Posts tagged cliches

A Gumbo of Gumbos

September 6th, 2006

While checking for news on the Hungarian Bridge Naming Contest, I discovered that New Orleans and Budapest have even more in common than being subjected to ridiculous online polls.

It seems we’re both afflicted with tourists who butcher our cities’ names worst when they try to pronounce them most “accurately” (Boo-da-pesht is apparently the equivalent of N’Awlins), and journalists seem to find it exceptionally hard to write about either city without falling back on an arsenal of cliches, most of which revolve around foods beginning with the letter G.

Vandorlo of the Central Budapest Blog has dubbed such “semantic and cultural fudges” regarding Hungary goulash, so it only seems appropriate to call New Orleans and Louisiana chestnuts gumbo.
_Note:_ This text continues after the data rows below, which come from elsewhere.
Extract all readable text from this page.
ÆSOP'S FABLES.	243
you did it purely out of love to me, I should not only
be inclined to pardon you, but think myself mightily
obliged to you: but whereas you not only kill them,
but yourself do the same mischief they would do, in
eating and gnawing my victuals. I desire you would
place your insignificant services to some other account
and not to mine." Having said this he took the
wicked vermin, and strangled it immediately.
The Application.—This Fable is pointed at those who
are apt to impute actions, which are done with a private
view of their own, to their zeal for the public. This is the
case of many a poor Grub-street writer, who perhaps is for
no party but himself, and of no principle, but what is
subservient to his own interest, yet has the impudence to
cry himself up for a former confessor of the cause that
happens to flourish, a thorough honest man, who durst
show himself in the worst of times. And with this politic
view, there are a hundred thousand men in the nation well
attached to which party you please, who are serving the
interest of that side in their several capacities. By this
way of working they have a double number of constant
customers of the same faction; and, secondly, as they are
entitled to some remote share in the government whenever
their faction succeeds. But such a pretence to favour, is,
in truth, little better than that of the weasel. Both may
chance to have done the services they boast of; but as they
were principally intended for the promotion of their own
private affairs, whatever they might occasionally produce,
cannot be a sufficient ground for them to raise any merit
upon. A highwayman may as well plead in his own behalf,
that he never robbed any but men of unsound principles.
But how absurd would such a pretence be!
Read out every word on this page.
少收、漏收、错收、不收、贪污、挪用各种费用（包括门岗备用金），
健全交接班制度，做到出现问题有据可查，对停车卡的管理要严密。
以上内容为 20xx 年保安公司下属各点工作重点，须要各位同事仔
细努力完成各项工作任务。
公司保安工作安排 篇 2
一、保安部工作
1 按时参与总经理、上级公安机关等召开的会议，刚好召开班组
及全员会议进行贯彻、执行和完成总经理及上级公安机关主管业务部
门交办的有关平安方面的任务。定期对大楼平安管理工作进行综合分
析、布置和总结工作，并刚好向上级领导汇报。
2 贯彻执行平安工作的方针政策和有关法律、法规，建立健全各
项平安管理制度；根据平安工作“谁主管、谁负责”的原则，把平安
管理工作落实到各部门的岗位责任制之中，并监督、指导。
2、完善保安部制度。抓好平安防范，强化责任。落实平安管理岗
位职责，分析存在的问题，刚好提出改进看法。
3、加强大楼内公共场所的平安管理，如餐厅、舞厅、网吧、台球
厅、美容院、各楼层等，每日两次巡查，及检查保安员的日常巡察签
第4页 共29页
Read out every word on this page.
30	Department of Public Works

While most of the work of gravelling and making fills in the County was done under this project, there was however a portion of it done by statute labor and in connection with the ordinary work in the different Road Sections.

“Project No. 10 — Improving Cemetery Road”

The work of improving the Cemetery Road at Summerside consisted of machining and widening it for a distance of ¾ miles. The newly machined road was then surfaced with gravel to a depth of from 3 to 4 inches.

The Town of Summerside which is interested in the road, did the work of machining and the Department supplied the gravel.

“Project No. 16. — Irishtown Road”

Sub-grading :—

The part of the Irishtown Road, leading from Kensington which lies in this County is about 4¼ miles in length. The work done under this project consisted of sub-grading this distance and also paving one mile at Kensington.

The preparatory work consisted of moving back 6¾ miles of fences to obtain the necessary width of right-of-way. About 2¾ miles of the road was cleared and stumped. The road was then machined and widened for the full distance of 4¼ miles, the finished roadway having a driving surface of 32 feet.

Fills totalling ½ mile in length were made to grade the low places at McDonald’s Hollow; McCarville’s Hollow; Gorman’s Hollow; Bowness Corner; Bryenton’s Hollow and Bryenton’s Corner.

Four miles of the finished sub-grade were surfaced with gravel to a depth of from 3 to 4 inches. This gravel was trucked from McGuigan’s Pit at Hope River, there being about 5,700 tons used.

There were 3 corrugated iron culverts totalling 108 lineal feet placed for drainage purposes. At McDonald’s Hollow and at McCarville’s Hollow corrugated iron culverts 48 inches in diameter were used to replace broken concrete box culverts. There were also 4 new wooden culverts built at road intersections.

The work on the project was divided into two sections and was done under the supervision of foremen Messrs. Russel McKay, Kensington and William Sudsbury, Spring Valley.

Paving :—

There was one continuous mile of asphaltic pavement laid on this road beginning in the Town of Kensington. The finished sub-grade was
  • The number one gumbo is gumbo, of course. I don’t know whether Hungarian arts/music/culture etc. are ever referred to as “a goulash of xyz”, but I’ve grown a bit tired of hearing every mixture, aggregation, collection, or any other sort of group referred to as “a gumbo.” I realize there are plenty of local offenders, and it probably wouldn’t bother me as much if its use could be limited to people who know how to make a roux, or at the very least know what one is. And above all, no self-respecting Louisianan makes their gumbo toxic. Whatever foul soup it was that the Corps cooked up last year, gumbo it was not.
  • The hand-wringing “Should New Orleans be rebuilt?”: Forget about should. It was’t all gone to begin with, and it is being rebuilt. It isn’t going very quickly, but the reason for that is not that we’re waiting for the editorial staff at The Smallmindville Times to weigh in.
  • The Haves and the Have-Nots: The huge social and economic disparities in New Orleans are a very important topic, and I sincerely appreciate anyone who gives this topic a thoughtful, researched treatment. It’s not OK, however, to toss off a line or an allusion as if the whole story were The Looters versus Uptown Carnival Royalty — that does a disservice to the real issues of poverty and loss here.
  • New Orleans Music tributes that don’t include Hip Hop and/or Bounce: Full disclosure, I’m not a hip hop listener, and yes, plenty of the lyrics give me the creeps. But not liking it doesn’t make it OK to ignore the fact that it’s currently New Orleans’ most vital contribution to pop music. And besides, jazz was the vanguard of depravity once too. (Just picture: in a generation or two, pedantic aficionados hiding out in their basements with the entire ouevre of Cash Money Records on authentic period mp3 players, only pausing in their debates about the rise and fall of Master P to moan about the dangerous crap kids are listening to today.) Kelefa Sanneh at New York Times gets kudos for calling attention to the neglect of New Orleans hip hop, despite using the term “Gangsta Gumbo” in the title.
  • Stock photos/footage of Bourbon Street: I get all Uptown and pretend that it isn’t or shouldn’t be a part of the city, but it’s really not very representative unless it’s a tourism-specific topic. And do you really want your editor to know that’s all you did while you were here?
  • So there’s a few that have tended to particularly irk me. I’m still trying to catch up on my Katrina Anniversary media, but so far most of what I’ve seen hasn’t been too outrageous with cliches, although sometimes I’m bemused by the perspectives.